PLS Discriminant Analysis (PLS-DA) is a discrimination method based on PLS regression. At some point the idea of PLS-DA is similar to logistic regression — we use PLS for a dummy response variable, y, which is equal to +1 for objects belonging to a class, and -1 for those that do not (in some implementations it can also be 1 and 0 correspondingly). Then a conventional PLS regression model is calibrated and validated, which means that all methods and plots, you already used in PLS, can be used for PLS-DA models and results as well.

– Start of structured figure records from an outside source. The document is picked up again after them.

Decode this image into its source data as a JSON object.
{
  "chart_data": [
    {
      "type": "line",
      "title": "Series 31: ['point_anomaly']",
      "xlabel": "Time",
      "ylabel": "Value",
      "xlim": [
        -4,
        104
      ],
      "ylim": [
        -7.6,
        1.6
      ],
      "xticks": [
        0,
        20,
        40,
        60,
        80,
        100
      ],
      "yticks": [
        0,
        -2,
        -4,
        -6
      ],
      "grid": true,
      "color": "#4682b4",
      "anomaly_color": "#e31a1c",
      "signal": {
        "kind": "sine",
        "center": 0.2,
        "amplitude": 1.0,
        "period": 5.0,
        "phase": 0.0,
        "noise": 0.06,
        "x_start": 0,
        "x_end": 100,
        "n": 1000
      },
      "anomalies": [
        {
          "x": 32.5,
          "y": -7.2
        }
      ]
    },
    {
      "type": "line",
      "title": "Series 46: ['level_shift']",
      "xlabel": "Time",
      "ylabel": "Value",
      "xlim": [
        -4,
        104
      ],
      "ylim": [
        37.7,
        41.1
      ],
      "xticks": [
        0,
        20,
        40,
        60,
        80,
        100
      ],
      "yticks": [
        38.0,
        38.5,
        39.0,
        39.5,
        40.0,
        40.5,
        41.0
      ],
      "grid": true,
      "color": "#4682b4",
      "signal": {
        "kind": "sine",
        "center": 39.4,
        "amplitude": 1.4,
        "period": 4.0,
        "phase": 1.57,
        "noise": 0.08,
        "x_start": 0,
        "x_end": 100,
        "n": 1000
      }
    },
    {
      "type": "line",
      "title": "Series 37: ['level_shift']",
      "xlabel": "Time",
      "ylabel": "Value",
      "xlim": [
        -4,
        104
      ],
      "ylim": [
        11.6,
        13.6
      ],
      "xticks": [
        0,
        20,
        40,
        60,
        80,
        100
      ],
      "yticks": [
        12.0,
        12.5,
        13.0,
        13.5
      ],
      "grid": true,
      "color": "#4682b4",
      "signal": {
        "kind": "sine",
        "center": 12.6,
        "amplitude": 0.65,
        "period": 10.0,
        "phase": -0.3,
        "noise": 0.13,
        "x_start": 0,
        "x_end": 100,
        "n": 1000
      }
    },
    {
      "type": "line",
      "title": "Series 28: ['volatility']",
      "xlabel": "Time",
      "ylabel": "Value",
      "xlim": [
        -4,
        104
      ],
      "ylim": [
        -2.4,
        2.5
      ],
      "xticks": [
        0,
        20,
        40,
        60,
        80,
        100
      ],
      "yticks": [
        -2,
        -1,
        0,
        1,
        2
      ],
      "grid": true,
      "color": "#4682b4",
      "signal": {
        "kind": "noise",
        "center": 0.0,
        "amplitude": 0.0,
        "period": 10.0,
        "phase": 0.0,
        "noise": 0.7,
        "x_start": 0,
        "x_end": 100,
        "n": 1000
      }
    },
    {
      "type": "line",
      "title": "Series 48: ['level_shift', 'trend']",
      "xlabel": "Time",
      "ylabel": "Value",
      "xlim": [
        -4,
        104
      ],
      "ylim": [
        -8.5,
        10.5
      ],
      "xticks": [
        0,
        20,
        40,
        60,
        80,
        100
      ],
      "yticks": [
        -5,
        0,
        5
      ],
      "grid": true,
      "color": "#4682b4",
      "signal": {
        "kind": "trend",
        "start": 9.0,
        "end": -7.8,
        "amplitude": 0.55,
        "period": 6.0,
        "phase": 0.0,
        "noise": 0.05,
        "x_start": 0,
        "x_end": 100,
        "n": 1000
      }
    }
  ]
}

The extra step in PLS-DA is, actually, classification, which is based on thresholding of predicted y-values. If the predicted value is above 0, a corresponding object is considered as a member of a class and if not — as a stranger. In mdatools this is done automatically using methods
plsdares(), which inhertit all
plsres() methods. Plus they have something extra to represent classification results, which you have already read about in the chapter devoted to SIMCA. If you have not, it makes sense to do this first, to make the understanding of PLS-DA implementation easier.
In this chapter we will describe shortly how PLS-DA implementation works. All examples are based on the well-known Iris dataset, which will be split into two subsets — calibration (75 objects, 25 for each class) and validation (another 75 objects). Two PLS-DA models will be built — one only for virginica class and one for all three classes.